Adriano Borsa

BioE Ph.D. Proposal Presentation

2-4 PM on Tuesday, December 2nd, 2025

Location: U.A. Whitaker Building, Room 3115 (McIntire Conference Room)

https://gatech.zoom.us/j/91412336359

Advisor: 

Garrett Stanley, Ph.D. (Wallace H. Coulter Department of Biomedical Engineering, Georgia Institute of Technology and Emory University)

Committee:

Bilal Haider, Ph.D. (Wallace H. Coulter Department of Biomedical Engineering, Georgia Institute of Technology and Emory University)

Chris Rozell, Ph.D. (School of Electrical and Computer Engineering, Georgia Institute of Technology)

Audrey Sederberg, Ph.D. (School of Psychology, Georgia Institute of Technology)

Alan Emanuel, Ph.D. (Department of Cell Biology, Emory University)
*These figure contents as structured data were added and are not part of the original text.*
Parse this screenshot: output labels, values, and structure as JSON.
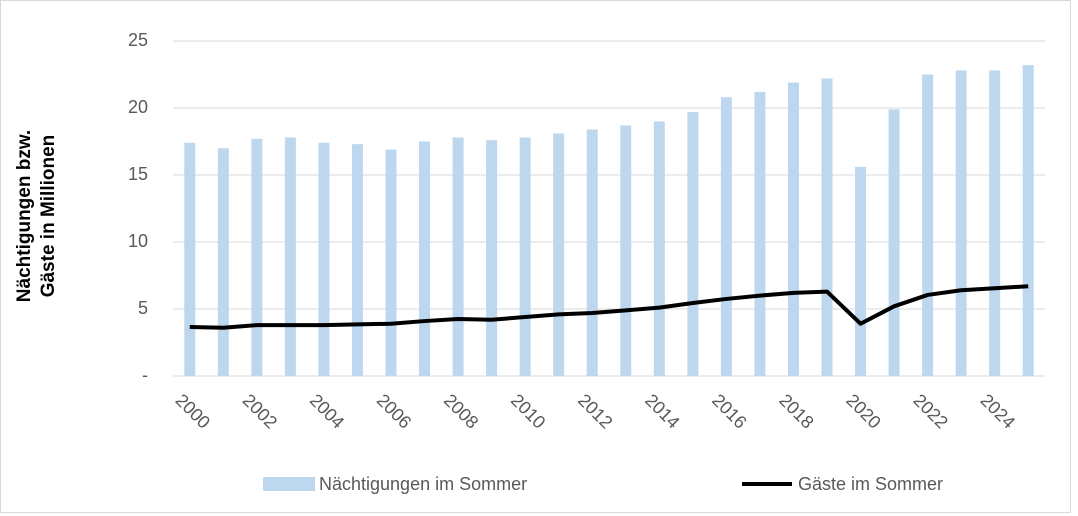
{
  "chart_data": {
    "type": "bar",
    "ylabel": "Nächtigungen bzw. Gäste in Millionen",
    "categories": [
      "2000",
      null,
      "2002",
      null,
      "2004",
      null,
      "2006",
      null,
      "2008",
      null,
      "2010",
      null,
      "2012",
      null,
      "2014",
      null,
      "2016",
      null,
      "2018",
      null,
      "2020",
      null,
      "2022",
      null,
      "2024",
      null
    ],
    "series": [
      {
        "name": "Nächtigungen im Sommer",
        "type": "bar",
        "color": "#bdd7ee",
        "values": [
          17.4,
          17.0,
          17.7,
          17.8,
          17.4,
          17.3,
          16.9,
          17.5,
          17.8,
          17.6,
          17.8,
          18.1,
          18.4,
          18.7,
          19.0,
          19.7,
          20.8,
          21.2,
          21.9,
          22.2,
          15.6,
          19.9,
          22.5,
          22.8,
          22.8,
          23.2
        ]
      },
      {
        "name": "Gäste im Sommer",
        "type": "line",
        "color": "#000000",
        "values": [
          3.66,
          3.6,
          3.8,
          3.8,
          3.8,
          3.85,
          3.9,
          4.1,
          4.25,
          4.2,
          4.4,
          4.6,
          4.7,
          4.9,
          5.1,
          5.45,
          5.75,
          6.0,
          6.2,
          6.3,
          3.9,
          5.2,
          6.05,
          6.4,
          6.55,
          6.7
        ]
      }
    ],
    "ylim": [
      0,
      25
    ],
    "yticks": [
      {
        "value": 0,
        "label": "-"
      },
      5,
      10,
      15,
      20,
      25
    ],
    "grid": true,
    "legend": "bottom"
  }
}
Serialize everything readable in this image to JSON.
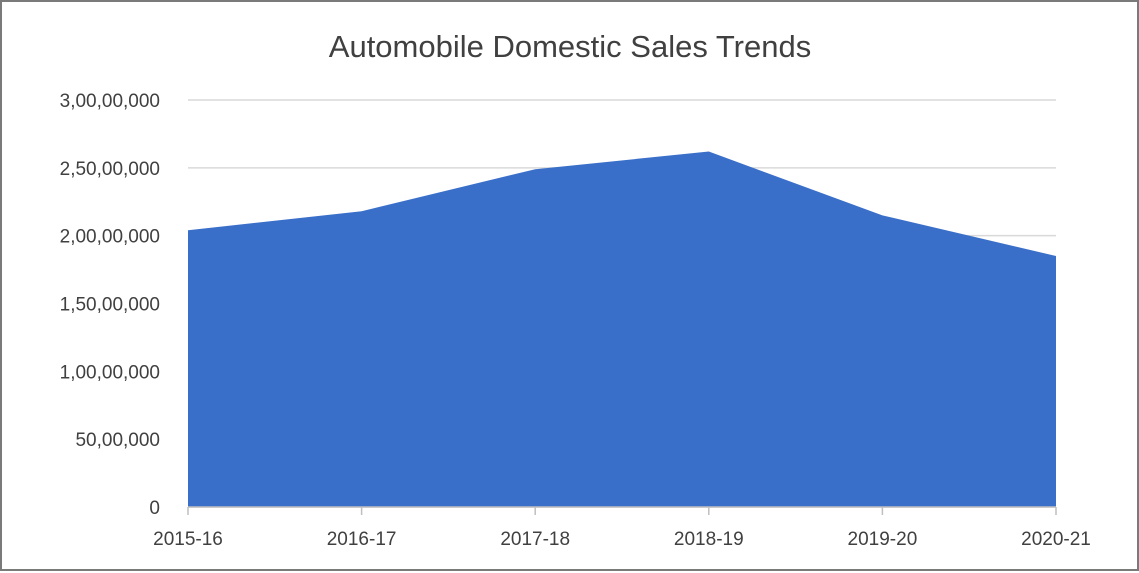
{
  "chart_data": {
    "type": "area",
    "title": "Automobile Domestic Sales Trends",
    "categories": [
      "2015-16",
      "2016-17",
      "2017-18",
      "2018-19",
      "2019-20",
      "2020-21"
    ],
    "series": [
      {
        "values": [
          20400000,
          21800000,
          24900000,
          26200000,
          21500000,
          18500000
        ]
      }
    ],
    "ylim": [
      0,
      30000000
    ],
    "y_ticks": [
      0,
      5000000,
      10000000,
      15000000,
      20000000,
      25000000,
      30000000
    ],
    "y_tick_labels": [
      "0",
      "50,00,000",
      "1,00,00,000",
      "1,50,00,000",
      "2,00,00,000",
      "2,50,00,000",
      "3,00,00,000"
    ],
    "grid": true,
    "legend": "none",
    "colors": {
      "fill": "#3a6fc9",
      "grid": "#d9d9d9",
      "text": "#404040"
    }
  }
}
Real-Time Cortical State Decoding for State-Aware Feedback Control

Perception depends not only on the stimulus, but also on the state of the brain when that stimulus arrives. The cortex fluctuates between distinct cortical states that affect how sensory signals are transformed and perceived. Although cortical states strongly influence neural responses, their rapidly shifting and variable nature has made it difficult to define the principles by which they shape sensory processing. This project aims to overcome that limitation by establishing a real-time framework for tracking and controlling cortical states, enabling state-aware experimentation to elucidate the mechanisms underlying state-dependent processing. We will develop the decoding and control algorithms underlying this framework within the constraints of real-time implementation, using the whisker primary somatosensory cortex (S1) of the awake mouse as a model system. In Aim 1, we will develop a model-based framework for real-time decoding of cortical state from local field potential (LFP) signals. In Aim 2, we will characterize how the activation of natural modulatory pathways shapes cortical state transitions. In Aim 3, we will integrate these components into a closed-loop controller that steers cortical activity toward targeted states and delivers sensory stimuli in a state-aware manner. Together, these advances will establish a novel framework for probing the precise roles of cortical state in sensory processing, with broader relevance for state tracking related to neurological disorders.